Apesar de tudo isto a SONAE MC comunicou recentemente lucros de 268 milhões de euros durante o ano de 2021 – o valor mais elevado dos últimos 8 anos – quadruplicando o resultado obtido no ano de transato e um acréscimo superior a 6% no seu volume de negócios. É isto demonstrativo de que este aumento de preços tem sido suportado essencialmente pelos produtores e pelos consumidores finais. Os primeiros através do esmagamento das suas já curtas margens de lucro e os segundos através do dispêndio de uma maior parcela do seu orçamento familiar em alimentação, num momento em que a inflação disparou e já se fala do pior inimigo das famílias, a estagflação: o aumento de preço dos bens de consumo coincidente com a estagnação da economia e salários.
No sentido de mitigar estes aumentos o governo português disponibilizou uma linha de crédito no valor de 400 milhões de euros às empresas nacionais. Para além disso promoveu ainda um apoio de 30 cêntimos por litro de combustível e Ad Blue para as empresas de transporte e prevê uma redução temporária no IVA dos combustíveis para a taxa intermédia de 13% – o que carece de validação por parte da Comissão Europeia.

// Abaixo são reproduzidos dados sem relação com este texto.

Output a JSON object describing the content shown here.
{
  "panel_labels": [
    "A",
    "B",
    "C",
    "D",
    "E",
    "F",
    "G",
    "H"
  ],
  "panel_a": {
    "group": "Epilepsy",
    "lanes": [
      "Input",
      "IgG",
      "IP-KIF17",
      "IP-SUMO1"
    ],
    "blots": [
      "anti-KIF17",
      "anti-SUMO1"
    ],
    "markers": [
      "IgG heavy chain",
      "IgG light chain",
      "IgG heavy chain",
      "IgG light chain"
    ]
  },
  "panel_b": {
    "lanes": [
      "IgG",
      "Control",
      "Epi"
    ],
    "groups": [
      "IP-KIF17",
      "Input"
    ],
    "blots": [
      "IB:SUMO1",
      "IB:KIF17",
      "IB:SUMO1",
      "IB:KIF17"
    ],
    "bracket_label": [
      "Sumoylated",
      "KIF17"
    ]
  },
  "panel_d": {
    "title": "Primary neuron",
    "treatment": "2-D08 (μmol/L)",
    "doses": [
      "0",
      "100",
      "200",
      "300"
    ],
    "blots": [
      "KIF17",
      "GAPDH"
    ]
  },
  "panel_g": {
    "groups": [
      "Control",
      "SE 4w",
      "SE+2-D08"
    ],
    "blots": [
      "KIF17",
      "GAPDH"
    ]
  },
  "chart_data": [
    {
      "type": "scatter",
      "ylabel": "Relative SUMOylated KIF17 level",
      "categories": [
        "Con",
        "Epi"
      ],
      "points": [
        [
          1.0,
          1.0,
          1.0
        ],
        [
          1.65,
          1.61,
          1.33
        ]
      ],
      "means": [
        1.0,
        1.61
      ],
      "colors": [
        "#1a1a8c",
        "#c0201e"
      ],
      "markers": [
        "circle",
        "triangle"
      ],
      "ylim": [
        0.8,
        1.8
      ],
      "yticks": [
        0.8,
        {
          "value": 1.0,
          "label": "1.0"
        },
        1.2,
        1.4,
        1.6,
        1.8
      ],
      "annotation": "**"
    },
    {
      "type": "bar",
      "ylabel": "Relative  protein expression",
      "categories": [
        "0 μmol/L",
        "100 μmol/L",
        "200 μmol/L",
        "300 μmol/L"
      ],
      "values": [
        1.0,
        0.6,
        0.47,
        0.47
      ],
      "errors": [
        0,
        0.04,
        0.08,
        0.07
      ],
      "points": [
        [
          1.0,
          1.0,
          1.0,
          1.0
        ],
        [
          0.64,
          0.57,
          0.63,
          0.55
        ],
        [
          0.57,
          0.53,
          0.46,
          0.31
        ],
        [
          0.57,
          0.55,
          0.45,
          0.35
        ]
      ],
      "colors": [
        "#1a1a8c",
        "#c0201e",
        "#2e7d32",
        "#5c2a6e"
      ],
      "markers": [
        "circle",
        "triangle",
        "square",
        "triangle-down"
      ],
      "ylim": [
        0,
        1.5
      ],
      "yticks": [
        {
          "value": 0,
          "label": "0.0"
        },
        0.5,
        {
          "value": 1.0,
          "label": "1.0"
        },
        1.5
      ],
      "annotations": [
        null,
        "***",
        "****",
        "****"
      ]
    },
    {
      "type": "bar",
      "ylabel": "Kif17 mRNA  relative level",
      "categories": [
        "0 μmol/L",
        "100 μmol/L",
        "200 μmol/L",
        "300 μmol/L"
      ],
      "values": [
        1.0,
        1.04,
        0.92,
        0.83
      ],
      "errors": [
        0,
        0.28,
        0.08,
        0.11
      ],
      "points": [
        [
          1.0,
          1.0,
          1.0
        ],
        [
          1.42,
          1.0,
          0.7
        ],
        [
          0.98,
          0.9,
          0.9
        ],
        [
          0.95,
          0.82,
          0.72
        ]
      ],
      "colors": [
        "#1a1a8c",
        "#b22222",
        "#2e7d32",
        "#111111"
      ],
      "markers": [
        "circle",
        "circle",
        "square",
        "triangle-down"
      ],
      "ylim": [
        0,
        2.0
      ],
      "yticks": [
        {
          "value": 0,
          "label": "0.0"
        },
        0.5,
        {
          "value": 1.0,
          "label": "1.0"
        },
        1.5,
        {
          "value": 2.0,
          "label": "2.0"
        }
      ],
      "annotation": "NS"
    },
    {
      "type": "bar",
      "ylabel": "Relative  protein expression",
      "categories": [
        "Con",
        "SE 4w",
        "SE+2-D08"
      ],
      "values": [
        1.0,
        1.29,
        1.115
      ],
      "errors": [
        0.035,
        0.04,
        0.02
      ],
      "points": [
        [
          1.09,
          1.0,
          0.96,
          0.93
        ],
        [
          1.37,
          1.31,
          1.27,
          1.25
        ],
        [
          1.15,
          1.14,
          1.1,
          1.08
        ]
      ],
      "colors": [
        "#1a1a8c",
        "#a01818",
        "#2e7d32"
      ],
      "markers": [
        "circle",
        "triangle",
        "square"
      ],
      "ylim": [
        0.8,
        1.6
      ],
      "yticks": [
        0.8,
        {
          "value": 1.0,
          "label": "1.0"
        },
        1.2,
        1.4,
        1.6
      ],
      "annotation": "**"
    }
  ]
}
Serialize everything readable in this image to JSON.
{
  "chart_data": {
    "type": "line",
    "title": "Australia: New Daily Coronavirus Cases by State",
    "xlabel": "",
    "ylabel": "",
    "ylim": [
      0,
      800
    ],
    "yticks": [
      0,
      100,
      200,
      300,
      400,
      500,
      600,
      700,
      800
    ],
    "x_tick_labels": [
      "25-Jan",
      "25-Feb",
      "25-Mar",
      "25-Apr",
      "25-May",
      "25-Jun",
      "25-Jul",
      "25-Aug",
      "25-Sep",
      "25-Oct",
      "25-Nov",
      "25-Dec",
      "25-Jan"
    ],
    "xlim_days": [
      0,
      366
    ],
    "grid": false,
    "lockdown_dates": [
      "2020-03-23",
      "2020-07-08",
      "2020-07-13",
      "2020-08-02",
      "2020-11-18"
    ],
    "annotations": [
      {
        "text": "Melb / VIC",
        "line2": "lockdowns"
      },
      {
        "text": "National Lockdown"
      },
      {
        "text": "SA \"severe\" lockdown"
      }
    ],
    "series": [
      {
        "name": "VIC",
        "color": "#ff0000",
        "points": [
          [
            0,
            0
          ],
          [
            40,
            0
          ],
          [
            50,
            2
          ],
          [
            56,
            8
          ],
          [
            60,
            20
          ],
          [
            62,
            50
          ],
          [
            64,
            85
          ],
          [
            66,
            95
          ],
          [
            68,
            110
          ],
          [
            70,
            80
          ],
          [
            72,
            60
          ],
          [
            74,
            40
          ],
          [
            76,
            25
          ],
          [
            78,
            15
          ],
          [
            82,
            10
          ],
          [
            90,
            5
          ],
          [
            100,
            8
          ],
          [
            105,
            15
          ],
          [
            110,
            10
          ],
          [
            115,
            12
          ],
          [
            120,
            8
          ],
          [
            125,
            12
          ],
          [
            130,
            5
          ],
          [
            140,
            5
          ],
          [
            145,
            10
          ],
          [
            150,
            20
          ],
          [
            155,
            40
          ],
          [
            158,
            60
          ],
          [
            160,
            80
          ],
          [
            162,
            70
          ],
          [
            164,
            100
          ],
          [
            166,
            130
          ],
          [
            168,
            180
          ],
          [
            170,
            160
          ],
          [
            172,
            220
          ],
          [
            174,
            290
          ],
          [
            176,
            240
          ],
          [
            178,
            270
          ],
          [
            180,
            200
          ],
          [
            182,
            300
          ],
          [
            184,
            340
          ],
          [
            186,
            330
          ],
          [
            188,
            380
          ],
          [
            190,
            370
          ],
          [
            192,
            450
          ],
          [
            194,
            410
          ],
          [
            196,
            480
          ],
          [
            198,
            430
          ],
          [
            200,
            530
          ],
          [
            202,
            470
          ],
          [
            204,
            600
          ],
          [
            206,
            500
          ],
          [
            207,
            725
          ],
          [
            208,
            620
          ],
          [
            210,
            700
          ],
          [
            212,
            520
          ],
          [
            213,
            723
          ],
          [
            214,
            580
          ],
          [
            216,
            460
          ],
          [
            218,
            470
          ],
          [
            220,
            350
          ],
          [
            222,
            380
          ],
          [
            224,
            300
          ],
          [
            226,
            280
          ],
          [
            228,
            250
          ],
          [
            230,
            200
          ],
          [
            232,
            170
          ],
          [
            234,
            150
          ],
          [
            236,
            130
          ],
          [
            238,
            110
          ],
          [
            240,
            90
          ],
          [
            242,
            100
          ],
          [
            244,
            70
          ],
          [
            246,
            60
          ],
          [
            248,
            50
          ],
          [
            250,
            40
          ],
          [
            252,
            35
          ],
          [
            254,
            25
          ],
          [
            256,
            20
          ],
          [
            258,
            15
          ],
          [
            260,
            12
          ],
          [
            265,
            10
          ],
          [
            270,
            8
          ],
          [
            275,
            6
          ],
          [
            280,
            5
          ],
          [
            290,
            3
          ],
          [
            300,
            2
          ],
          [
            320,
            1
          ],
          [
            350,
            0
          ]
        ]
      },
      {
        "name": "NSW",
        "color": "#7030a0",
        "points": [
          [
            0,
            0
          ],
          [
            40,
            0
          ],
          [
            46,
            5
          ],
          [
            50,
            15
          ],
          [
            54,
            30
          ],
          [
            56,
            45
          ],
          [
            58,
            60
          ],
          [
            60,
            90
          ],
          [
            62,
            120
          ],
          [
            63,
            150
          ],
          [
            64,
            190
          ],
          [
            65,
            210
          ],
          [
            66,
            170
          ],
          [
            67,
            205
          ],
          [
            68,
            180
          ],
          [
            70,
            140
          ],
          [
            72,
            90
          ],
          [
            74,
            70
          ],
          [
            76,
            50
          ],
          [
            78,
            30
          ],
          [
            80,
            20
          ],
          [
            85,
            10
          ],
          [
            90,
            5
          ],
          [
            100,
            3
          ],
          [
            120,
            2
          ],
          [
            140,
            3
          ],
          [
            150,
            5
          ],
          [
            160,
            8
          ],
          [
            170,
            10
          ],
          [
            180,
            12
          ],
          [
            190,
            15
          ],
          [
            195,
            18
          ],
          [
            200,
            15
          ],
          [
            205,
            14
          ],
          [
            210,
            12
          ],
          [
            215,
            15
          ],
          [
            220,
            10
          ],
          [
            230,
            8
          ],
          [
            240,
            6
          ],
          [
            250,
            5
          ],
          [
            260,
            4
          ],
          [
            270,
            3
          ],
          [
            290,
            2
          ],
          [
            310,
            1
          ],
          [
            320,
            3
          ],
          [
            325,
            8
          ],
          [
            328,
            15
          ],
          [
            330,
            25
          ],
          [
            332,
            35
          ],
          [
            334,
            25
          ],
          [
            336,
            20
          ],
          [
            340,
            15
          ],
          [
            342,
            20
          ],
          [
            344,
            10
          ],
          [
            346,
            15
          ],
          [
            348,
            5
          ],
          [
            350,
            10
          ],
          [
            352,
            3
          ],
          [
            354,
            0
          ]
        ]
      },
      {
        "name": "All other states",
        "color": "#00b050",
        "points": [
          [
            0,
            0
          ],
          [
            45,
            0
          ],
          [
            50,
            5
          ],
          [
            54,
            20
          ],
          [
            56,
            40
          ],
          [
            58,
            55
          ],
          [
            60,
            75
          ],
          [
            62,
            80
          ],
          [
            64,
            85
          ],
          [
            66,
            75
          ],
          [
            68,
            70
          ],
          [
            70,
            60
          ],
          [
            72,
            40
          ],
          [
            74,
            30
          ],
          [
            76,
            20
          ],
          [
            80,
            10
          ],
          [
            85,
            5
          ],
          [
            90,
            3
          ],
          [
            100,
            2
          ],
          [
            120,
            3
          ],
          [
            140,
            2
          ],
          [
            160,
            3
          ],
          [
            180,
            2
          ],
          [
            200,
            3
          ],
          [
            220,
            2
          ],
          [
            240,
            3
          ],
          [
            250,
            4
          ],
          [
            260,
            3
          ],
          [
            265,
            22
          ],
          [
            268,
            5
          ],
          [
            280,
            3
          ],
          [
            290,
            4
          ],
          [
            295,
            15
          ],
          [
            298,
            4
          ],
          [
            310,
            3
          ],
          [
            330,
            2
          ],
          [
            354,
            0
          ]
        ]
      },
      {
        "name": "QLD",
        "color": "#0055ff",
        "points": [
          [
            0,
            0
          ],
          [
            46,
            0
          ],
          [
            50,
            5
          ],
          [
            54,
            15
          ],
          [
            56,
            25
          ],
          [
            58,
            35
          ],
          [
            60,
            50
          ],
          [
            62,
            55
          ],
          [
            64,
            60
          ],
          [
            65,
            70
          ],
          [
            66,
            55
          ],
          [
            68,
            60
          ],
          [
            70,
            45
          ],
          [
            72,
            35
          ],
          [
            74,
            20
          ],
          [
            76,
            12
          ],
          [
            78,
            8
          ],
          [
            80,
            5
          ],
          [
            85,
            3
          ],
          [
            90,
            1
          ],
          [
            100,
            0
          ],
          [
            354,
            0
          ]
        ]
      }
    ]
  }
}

Importa neste momento garantir um planeamento estratégico claro e bem definido por parte dos intervenientes políticos e sociais do país, que identifique os sectores mais voláteis e com preponderância no tecido empresarial português. Através da dinamização de inputs financeiros, é essencial garantir aos agentes económicos as condições para o exercício pleno da sua atividade e com isso criar fluxos financeiros reais que permitam à sociedade o acesso a uma liquidez efetiva e ao dispor das famílias. É de suma importância a adoção de medidas endógenas e potenciadoras das reais valências dos nossos sectores de atividade mais afetados, para que um país com taxas de autossuficiência tão baixas e uma economia tão instável consiga dar resposta às necessidades mais prementes de uma população cada vez mais estrangulada financeiramente.